Le post-modernisme avait quelque chose d’alléchant : pour moi, il aura brisé la glace des idées figées. Il m’aura permis de comprendre (à retardement peut-être?) que le monde change décidément et que les manières de l’analyser doivent décidément changer avec lui.

C’est un article de Hanzi Freinacht appelé Metamodern Values for a Listening Society qui a fait resurgir à la surface de ma mémoire ce concept, qui m’en a fait saisir l’importance, mais aussi sa désuétude malgré la jeunesse de l’idée.
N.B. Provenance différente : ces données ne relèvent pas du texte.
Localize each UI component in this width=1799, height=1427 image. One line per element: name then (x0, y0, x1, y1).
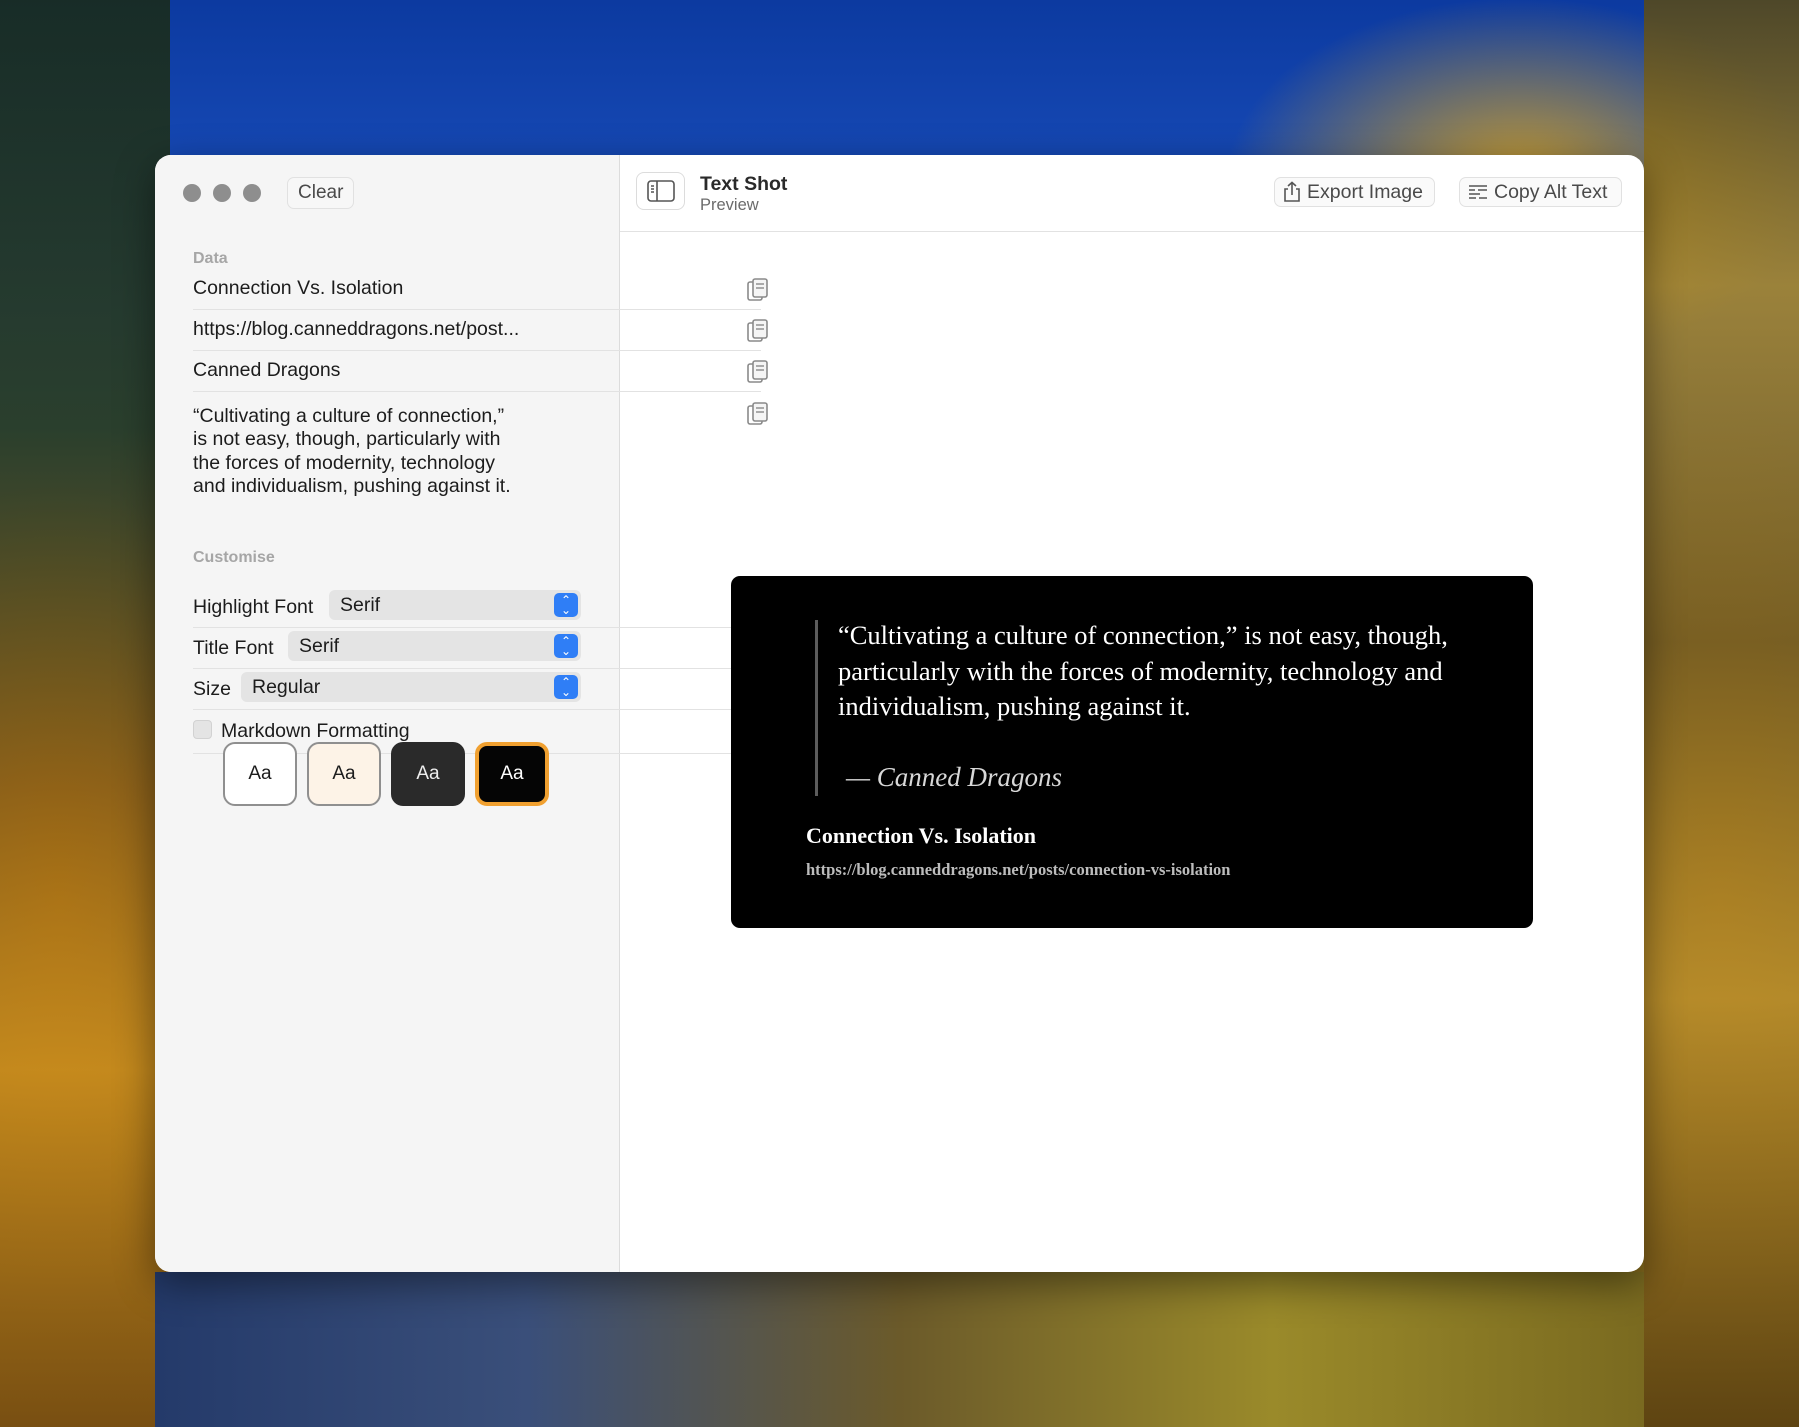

Comme le nom l’indique, l’on parle de métamodernisme dans l’article en question. Qu’est-ce que c’est? Une approche au monde qui s’inscrit dans la recherche de solutions concrètes plutôt que dans le ressassement des problèmes. En d’autres mots, le métamodernisme réfléchit à la construction après la destruction tandis que le post-modernisme était essentiellement consacré à la destruction (un «buffet à volonté de critique», en quelque sorte). On peut également ajouter que le métamoderne est essentiellement ouvert. Ouvert à la multiplicité des points de vue, ouvert aux idées du passé comme celles éminemment nouvelles. Ouvert aux autres, à l’écoute des autres.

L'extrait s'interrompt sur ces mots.